Move discussion of 0 to footnote

Thanks to Elias Guisado
https://stacks.math.columbia.edu/tag/05T8#comment-8397

derived.tex

@@ -5392,12 +5392,15 @@ \section{Derived functors on derived categories}
 \end{lemma}
 
 \begin{proof}
-We may add $0$ to $\mathcal{I}$ if necessary. Pick $A \in \mathcal{I}$.
-Let $A[0] \to K^\bullet$ be a quasi-isomorphism with $K^\bullet$
+Pick $A \in \mathcal{I}$. Let $A[0] \to K^\bullet$
+be a quasi-isomorphism with $K^\bullet$
 bounded below.
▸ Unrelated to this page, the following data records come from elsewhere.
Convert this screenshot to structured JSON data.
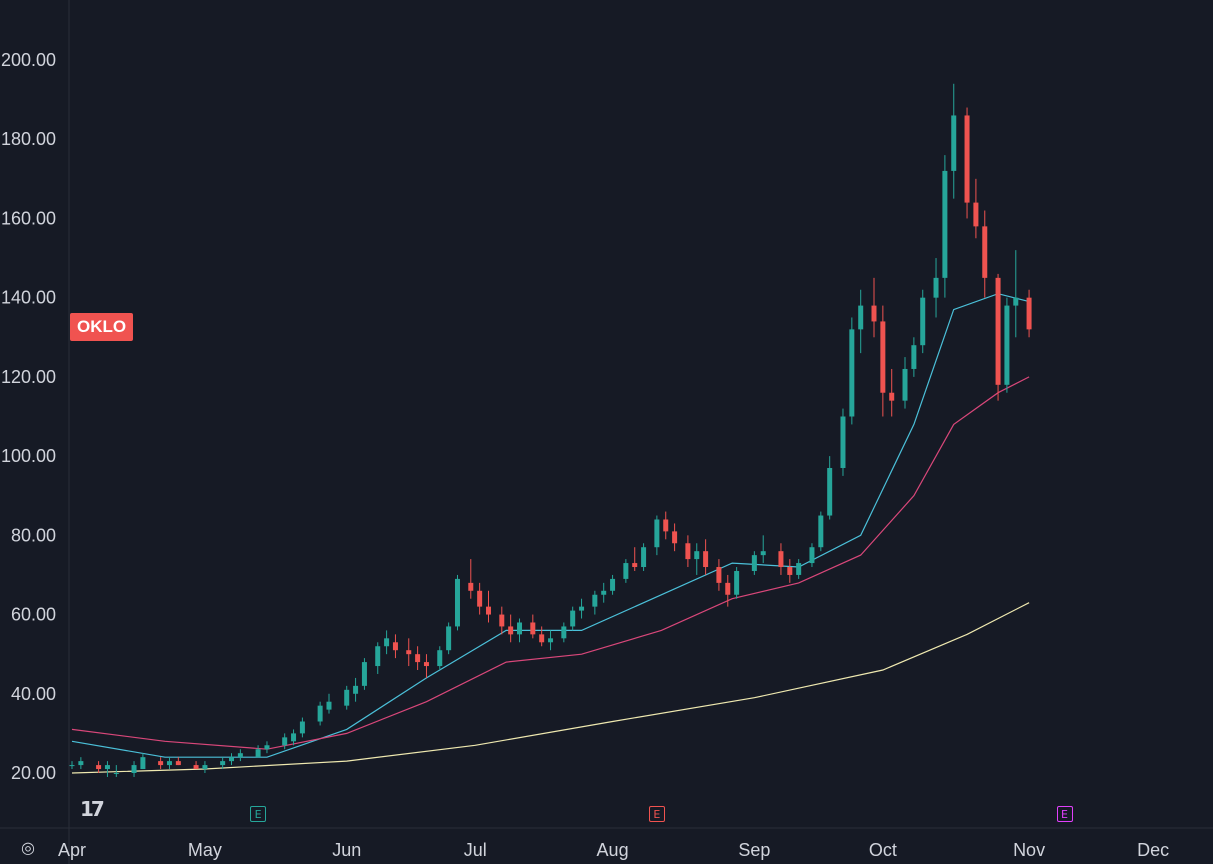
{
  "symbol": {
    "label": "OKLO",
    "color": "#f05350"
  },
  "logo": "17",
  "events": [
    {
      "label": "E",
      "kind": "earnings-positive",
      "date": "2025-05-13"
    },
    {
      "label": "E",
      "kind": "earnings-negative",
      "date": "2025-08-11"
    },
    {
      "label": "E",
      "kind": "earnings-upcoming",
      "date": "2025-11-11"
    }
  ],
  "chart_data": {
    "type": "candlestick",
    "y_axis": {
      "ticks": [
        "20.00",
        "40.00",
        "60.00",
        "80.00",
        "100.00",
        "120.00",
        "140.00",
        "160.00",
        "180.00",
        "200.00"
      ],
      "range": [
        16,
        210
      ]
    },
    "x_axis": {
      "ticks": [
        "Apr",
        "May",
        "Jun",
        "Jul",
        "Aug",
        "Sep",
        "Oct",
        "Nov",
        "Dec"
      ],
      "tick_dates": [
        "2025-04-01",
        "2025-05-01",
        "2025-06-02",
        "2025-07-01",
        "2025-08-01",
        "2025-09-02",
        "2025-10-01",
        "2025-11-03",
        "2025-12-01"
      ],
      "range": [
        "2025-04-01",
        "2025-12-03"
      ]
    },
    "colors": {
      "up": "#26a69a",
      "down": "#ef5350",
      "ema_fast": "#4bc0d9",
      "ema_slow": "#d9477a",
      "ma_long": "#efe9b0",
      "grid": "#2a2e39"
    },
    "candles": [
      [
        "2025-04-01",
        22,
        23,
        21,
        22
      ],
      [
        "2025-04-03",
        22,
        24,
        21,
        23
      ],
      [
        "2025-04-07",
        22,
        23,
        20,
        21
      ],
      [
        "2025-04-09",
        21,
        23,
        19,
        22
      ],
      [
        "2025-04-11",
        20,
        22,
        19,
        20
      ],
      [
        "2025-04-15",
        20,
        23,
        19,
        22
      ],
      [
        "2025-04-17",
        21,
        25,
        21,
        24
      ],
      [
        "2025-04-21",
        23,
        24,
        21,
        22
      ],
      [
        "2025-04-23",
        22,
        24,
        21,
        23
      ],
      [
        "2025-04-25",
        23,
        24,
        22,
        22
      ],
      [
        "2025-04-29",
        22,
        23,
        21,
        21
      ],
      [
        "2025-05-01",
        21,
        23,
        20,
        22
      ],
      [
        "2025-05-05",
        22,
        24,
        21,
        23
      ],
      [
        "2025-05-07",
        23,
        25,
        22,
        24
      ],
      [
        "2025-05-09",
        24,
        26,
        23,
        25
      ],
      [
        "2025-05-13",
        24,
        27,
        24,
        26
      ],
      [
        "2025-05-15",
        26,
        28,
        25,
        27
      ],
      [
        "2025-05-19",
        27,
        30,
        26,
        29
      ],
      [
        "2025-05-21",
        28,
        31,
        27,
        30
      ],
      [
        "2025-05-23",
        30,
        34,
        29,
        33
      ],
      [
        "2025-05-27",
        33,
        38,
        32,
        37
      ],
      [
        "2025-05-29",
        36,
        40,
        35,
        38
      ],
      [
        "2025-06-02",
        37,
        42,
        36,
        41
      ],
      [
        "2025-06-04",
        40,
        44,
        38,
        42
      ],
      [
        "2025-06-06",
        42,
        49,
        41,
        48
      ],
      [
        "2025-06-09",
        47,
        53,
        45,
        52
      ],
      [
        "2025-06-11",
        52,
        56,
        50,
        54
      ],
      [
        "2025-06-13",
        53,
        55,
        49,
        51
      ],
      [
        "2025-06-16",
        51,
        54,
        47,
        50
      ],
      [
        "2025-06-18",
        50,
        52,
        46,
        48
      ],
      [
        "2025-06-20",
        48,
        50,
        44,
        47
      ],
      [
        "2025-06-23",
        47,
        52,
        46,
        51
      ],
      [
        "2025-06-25",
        51,
        58,
        50,
        57
      ],
      [
        "2025-06-27",
        57,
        70,
        56,
        69
      ],
      [
        "2025-06-30",
        68,
        74,
        64,
        66
      ],
      [
        "2025-07-02",
        66,
        68,
        60,
        62
      ],
      [
        "2025-07-04",
        62,
        66,
        58,
        60
      ],
      [
        "2025-07-07",
        60,
        62,
        55,
        57
      ],
      [
        "2025-07-09",
        57,
        60,
        53,
        55
      ],
      [
        "2025-07-11",
        55,
        59,
        53,
        58
      ],
      [
        "2025-07-14",
        58,
        60,
        54,
        55
      ],
      [
        "2025-07-16",
        55,
        57,
        52,
        53
      ],
      [
        "2025-07-18",
        53,
        56,
        51,
        54
      ],
      [
        "2025-07-21",
        54,
        58,
        53,
        57
      ],
      [
        "2025-07-23",
        57,
        62,
        56,
        61
      ],
      [
        "2025-07-25",
        61,
        64,
        59,
        62
      ],
      [
        "2025-07-28",
        62,
        66,
        60,
        65
      ],
      [
        "2025-07-30",
        65,
        68,
        63,
        66
      ],
      [
        "2025-08-01",
        66,
        70,
        65,
        69
      ],
      [
        "2025-08-04",
        69,
        74,
        68,
        73
      ],
      [
        "2025-08-06",
        73,
        77,
        71,
        72
      ],
      [
        "2025-08-08",
        72,
        78,
        71,
        77
      ],
      [
        "2025-08-11",
        77,
        85,
        75,
        84
      ],
      [
        "2025-08-13",
        84,
        86,
        79,
        81
      ],
      [
        "2025-08-15",
        81,
        83,
        76,
        78
      ],
      [
        "2025-08-18",
        78,
        80,
        72,
        74
      ],
      [
        "2025-08-20",
        74,
        78,
        70,
        76
      ],
      [
        "2025-08-22",
        76,
        79,
        70,
        72
      ],
      [
        "2025-08-25",
        72,
        74,
        66,
        68
      ],
      [
        "2025-08-27",
        68,
        70,
        62,
        65
      ],
      [
        "2025-08-29",
        65,
        72,
        64,
        71
      ],
      [
        "2025-09-02",
        71,
        76,
        70,
        75
      ],
      [
        "2025-09-04",
        75,
        80,
        73,
        76
      ],
      [
        "2025-09-08",
        76,
        78,
        70,
        72
      ],
      [
        "2025-09-10",
        72,
        74,
        68,
        70
      ],
      [
        "2025-09-12",
        70,
        74,
        69,
        73
      ],
      [
        "2025-09-15",
        73,
        78,
        72,
        77
      ],
      [
        "2025-09-17",
        77,
        86,
        76,
        85
      ],
      [
        "2025-09-19",
        85,
        100,
        84,
        97
      ],
      [
        "2025-09-22",
        97,
        112,
        95,
        110
      ],
      [
        "2025-09-24",
        110,
        135,
        108,
        132
      ],
      [
        "2025-09-26",
        132,
        142,
        126,
        138
      ],
      [
        "2025-09-29",
        138,
        145,
        130,
        134
      ],
      [
        "2025-10-01",
        134,
        138,
        110,
        116
      ],
      [
        "2025-10-03",
        116,
        122,
        110,
        114
      ],
      [
        "2025-10-06",
        114,
        125,
        112,
        122
      ],
      [
        "2025-10-08",
        122,
        130,
        120,
        128
      ],
      [
        "2025-10-10",
        128,
        142,
        126,
        140
      ],
      [
        "2025-10-13",
        140,
        150,
        135,
        145
      ],
      [
        "2025-10-15",
        145,
        176,
        140,
        172
      ],
      [
        "2025-10-17",
        172,
        194,
        165,
        186
      ],
      [
        "2025-10-20",
        186,
        188,
        160,
        164
      ],
      [
        "2025-10-22",
        164,
        170,
        155,
        158
      ],
      [
        "2025-10-24",
        158,
        162,
        140,
        145
      ],
      [
        "2025-10-27",
        145,
        146,
        114,
        118
      ],
      [
        "2025-10-29",
        118,
        140,
        116,
        138
      ],
      [
        "2025-10-31",
        138,
        152,
        130,
        140
      ],
      [
        "2025-11-03",
        140,
        142,
        130,
        132
      ]
    ],
    "series": [
      {
        "name": "",
        "color": "#4bc0d9",
        "x": [
          "2025-04-01",
          "2025-04-22",
          "2025-05-15",
          "2025-06-02",
          "2025-06-20",
          "2025-07-08",
          "2025-07-25",
          "2025-08-12",
          "2025-08-28",
          "2025-09-12",
          "2025-09-26",
          "2025-10-08",
          "2025-10-17",
          "2025-10-27",
          "2025-11-03"
        ],
        "values": [
          28,
          24,
          24,
          31,
          44,
          56,
          56,
          65,
          73,
          72,
          80,
          108,
          137,
          141,
          139
        ]
      },
      {
        "name": "",
        "color": "#d9477a",
        "x": [
          "2025-04-01",
          "2025-04-22",
          "2025-05-15",
          "2025-06-02",
          "2025-06-20",
          "2025-07-08",
          "2025-07-25",
          "2025-08-12",
          "2025-08-28",
          "2025-09-12",
          "2025-09-26",
          "2025-10-08",
          "2025-10-17",
          "2025-10-27",
          "2025-11-03"
        ],
        "values": [
          31,
          28,
          26,
          30,
          38,
          48,
          50,
          56,
          64,
          68,
          75,
          90,
          108,
          116,
          120
        ]
      },
      {
        "name": "",
        "color": "#efe9b0",
        "x": [
          "2025-04-01",
          "2025-05-01",
          "2025-06-02",
          "2025-07-01",
          "2025-08-01",
          "2025-09-02",
          "2025-10-01",
          "2025-10-20",
          "2025-11-03"
        ],
        "values": [
          20,
          21,
          23,
          27,
          33,
          39,
          46,
          55,
          63
        ]
      }
    ]
  }
}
Then we can find a quasi-isomorphism
 $K^\bullet \to I^\bullet$ with $I^\bullet$ bounded below and
 each $I^n \in \mathcal{I}$, see
-Lemma \ref{lemma-subcategory-right-resolution}.
+Lemma \ref{lemma-subcategory-right-resolution}\footnote{By (1)
+we see that $\mathcal{I}$ is nonempty. Pick $P$ in $\mathcal{I}$.
+Then the short exact sequence $0 \to P \to P \to 0 \to 0$ and assumption (2)
+shows that $0$ is in $\mathcal{I}$. Thus the lemma applies.}.
 Hence we see that these resolutions are cofinal in the category
 $A[0]/\text{Qis}^{+}(\mathcal{A})$. To finish the proof it therefore
 suffices to show that for any quasi-isomorphism